New Images: A New Language?

Sunday, 10 July 2016: 14:30
Location: Hörsaal 31 (Main Building)
Oral Presentation
Gulsum DEPELI, Hacettepe University, Turkey
The individualized and democratized forms of individual creativity and political activism in social media opened a new ground for visual communication. Recently, in the social media of Turkey, we witness the circulation of some new types of photographic images, which are comprised by integrating two different (in)relevant news photographs into one frame.

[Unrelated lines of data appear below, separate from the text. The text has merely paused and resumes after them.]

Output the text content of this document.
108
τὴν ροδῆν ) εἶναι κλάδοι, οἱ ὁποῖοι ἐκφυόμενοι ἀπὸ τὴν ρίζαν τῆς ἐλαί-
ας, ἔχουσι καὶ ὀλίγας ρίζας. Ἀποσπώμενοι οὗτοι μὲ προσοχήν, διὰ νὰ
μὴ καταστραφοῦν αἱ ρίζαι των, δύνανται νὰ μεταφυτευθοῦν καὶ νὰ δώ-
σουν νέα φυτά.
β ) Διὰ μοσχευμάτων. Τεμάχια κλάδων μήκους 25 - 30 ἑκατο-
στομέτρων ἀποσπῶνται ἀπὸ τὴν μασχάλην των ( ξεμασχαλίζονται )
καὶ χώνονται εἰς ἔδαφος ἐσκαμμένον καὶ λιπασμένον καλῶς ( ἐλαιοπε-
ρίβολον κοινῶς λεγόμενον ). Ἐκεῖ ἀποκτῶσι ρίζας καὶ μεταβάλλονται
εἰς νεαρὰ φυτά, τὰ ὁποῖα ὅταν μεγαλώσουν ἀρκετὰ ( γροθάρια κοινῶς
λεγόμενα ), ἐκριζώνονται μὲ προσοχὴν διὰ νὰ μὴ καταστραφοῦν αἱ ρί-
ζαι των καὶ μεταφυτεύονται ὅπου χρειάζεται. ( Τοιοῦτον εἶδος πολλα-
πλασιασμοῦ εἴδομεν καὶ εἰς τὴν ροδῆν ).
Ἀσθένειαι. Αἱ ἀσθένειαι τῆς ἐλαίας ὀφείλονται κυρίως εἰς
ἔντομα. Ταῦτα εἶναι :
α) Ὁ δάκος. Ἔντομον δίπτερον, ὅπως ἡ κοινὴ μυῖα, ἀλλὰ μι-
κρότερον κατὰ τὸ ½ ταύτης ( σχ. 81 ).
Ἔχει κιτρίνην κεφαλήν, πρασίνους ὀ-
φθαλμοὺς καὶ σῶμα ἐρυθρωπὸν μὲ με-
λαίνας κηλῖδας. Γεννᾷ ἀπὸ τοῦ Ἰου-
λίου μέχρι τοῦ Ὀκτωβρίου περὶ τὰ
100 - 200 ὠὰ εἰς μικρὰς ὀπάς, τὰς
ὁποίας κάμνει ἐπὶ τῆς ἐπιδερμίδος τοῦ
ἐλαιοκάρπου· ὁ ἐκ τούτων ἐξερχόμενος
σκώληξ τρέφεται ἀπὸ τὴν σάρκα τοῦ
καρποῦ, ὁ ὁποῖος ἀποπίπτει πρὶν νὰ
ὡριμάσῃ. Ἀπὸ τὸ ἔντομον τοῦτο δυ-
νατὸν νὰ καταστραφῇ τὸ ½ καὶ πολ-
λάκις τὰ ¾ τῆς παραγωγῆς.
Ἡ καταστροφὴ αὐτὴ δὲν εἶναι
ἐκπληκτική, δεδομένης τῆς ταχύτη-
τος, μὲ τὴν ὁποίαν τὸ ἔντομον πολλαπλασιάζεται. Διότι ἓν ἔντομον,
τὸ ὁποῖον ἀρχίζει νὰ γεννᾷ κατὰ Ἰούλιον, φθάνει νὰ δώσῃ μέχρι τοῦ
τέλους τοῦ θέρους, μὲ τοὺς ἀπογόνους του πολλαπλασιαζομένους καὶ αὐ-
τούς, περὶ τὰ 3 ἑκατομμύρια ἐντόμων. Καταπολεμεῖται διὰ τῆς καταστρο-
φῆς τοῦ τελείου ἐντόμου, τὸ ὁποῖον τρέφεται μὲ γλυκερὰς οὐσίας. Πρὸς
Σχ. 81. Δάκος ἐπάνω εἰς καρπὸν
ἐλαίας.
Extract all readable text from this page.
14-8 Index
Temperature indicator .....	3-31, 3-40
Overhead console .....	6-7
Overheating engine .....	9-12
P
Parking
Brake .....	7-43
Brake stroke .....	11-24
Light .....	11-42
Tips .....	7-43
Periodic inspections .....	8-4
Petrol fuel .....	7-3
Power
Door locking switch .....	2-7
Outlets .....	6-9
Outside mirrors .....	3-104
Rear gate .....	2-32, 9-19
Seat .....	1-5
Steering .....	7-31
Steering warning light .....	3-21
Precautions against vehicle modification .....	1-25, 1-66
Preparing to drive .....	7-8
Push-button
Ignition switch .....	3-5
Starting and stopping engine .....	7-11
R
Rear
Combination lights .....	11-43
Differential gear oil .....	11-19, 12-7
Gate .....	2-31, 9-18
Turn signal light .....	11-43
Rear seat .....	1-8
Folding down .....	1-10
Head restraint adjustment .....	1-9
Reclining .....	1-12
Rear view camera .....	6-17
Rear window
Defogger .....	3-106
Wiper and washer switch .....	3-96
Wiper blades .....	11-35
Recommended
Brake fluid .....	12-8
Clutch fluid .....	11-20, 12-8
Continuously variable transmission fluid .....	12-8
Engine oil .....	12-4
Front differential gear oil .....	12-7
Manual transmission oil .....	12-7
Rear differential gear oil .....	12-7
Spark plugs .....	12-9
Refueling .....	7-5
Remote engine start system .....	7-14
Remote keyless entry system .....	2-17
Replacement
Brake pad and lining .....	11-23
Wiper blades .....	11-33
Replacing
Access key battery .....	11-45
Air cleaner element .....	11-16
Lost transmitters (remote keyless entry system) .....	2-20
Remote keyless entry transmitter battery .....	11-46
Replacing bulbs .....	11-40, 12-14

In comparison to the conventional photographs which “do show but not narrate”, these photomontage images construct a narration, a political argumentation within one frame. Despite of the theoretical approaches which emphasize the power of photography as evidence, far beyond this, the social media users utilize the photographs for constructing a critical political discourse, and circulate it in public space. In other words, they instrumentalize the photographic content for the benefit of generating a counter-discourse against state violence, rather than using the photography as evidence of truth. They make use of the images, as if they are just a simple component of the visual language/grammar to build an image-text. This activist intervention makes the photography get rid of its authentic roots more than ever before: Rather than anchoring to the past and claiming to be the evidence of truth, the photographs travel and function among different discourses in public space. Henceforth, in these kind of images, not the photographs themselves, but the discourse they circulate is the most important one.

In this paper, I will attempt to discuss photographic images, which produce and circulate discourses against the state discourse in social media in Turkish context. For that purpose, I chose four images roaming in social media, which are related to significant incidents occurred in the recent past of Turkey: Roboski Massacre; Reyhanlı Massacre; Gezi Resistance, and the very precarious time period after the General Elections (June 2015) in Turkey.